Ignite Deployment Patterns: Data
In this article, we have mostly focused on the data landscape and how Ignite fits within or delivers various system patterns. However, it is important to note that a key feature of Ignite, especially as it relates to a digital integration hub (DIH), is its ability to deliver compute facilities at the hub. Especially important in the age of big data and real-time analytics is the ability to efficiently execute compute with the storage (what Ignite calls “co-located compute”). Here, knowledge of the data structure, locality, and indexing enables calculations, rules, services, algorithms, and complex events to effectively be processed where the data sits.

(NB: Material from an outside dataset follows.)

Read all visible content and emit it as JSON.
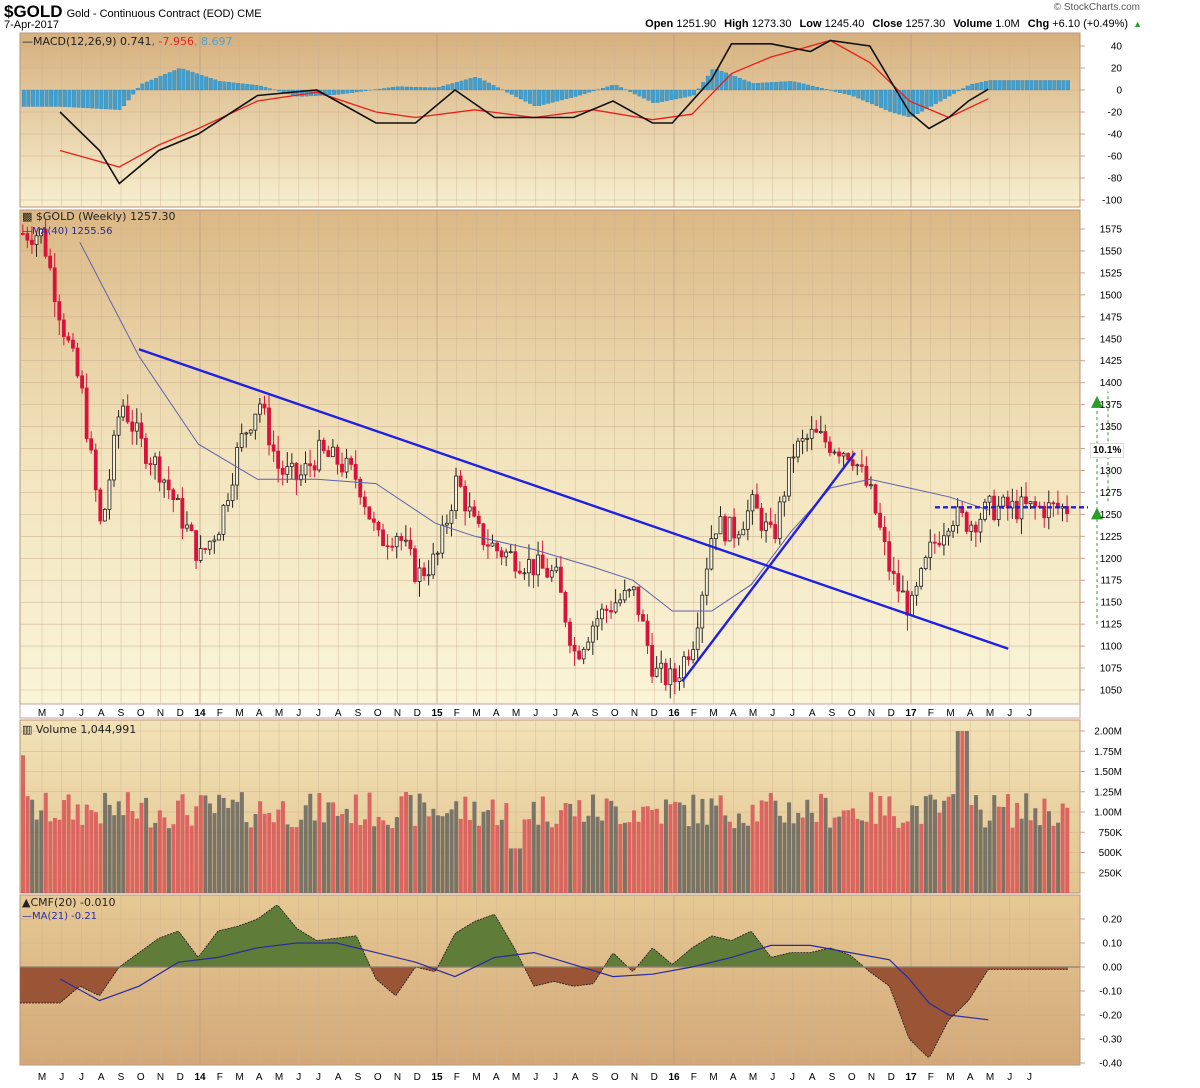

It is the ability to perform and detect interesting data events and to calculate or invoke business rules or machine-learning algorithms that enables the hub to generate business events and forward the events to interested parties or target systems. The following diagram of the DIH incorporates both the storage and compute capabilities at the hub:
In this article, we looked at three of the core patterns in which the Apache Ignite in-memory computing platform is deployed. We saw the in-memory data grid (IMDG), where Ignite synchronizes and “caches” data with a third-party system of record to deliver speed, scale, and potentially new API access to legacy and slower systems. We looked at the in-memory database (IMDB) that delivers not only the same speed and scale as the IMDG but also provides its own reliable storage and durable memory. The resilient operation of the IMDB does not need an external persistence store to “cache” or synchronize with. Finally, we saw how an IMDB like Apache Ignite can fulfill the pattern and objectives of the digital integration hub (DIH) and leverage the integration facilities to ingest data, to provide a central processing hub for calculation of business logic, and to generate events that flow to other target systems that may need to act on what happens in the hub.
Apache Ignite and its rich set of capabilities provides many deployment-pattern options. Many GridGain customers begin by using Ignite to improve the speed and scale of their data-centric interactions with existing data sources. But, then, they often progress to hybrid implementations that bring in the resilient operations of the IMDB and the integrated business-system landscape that is characterized by the DIH.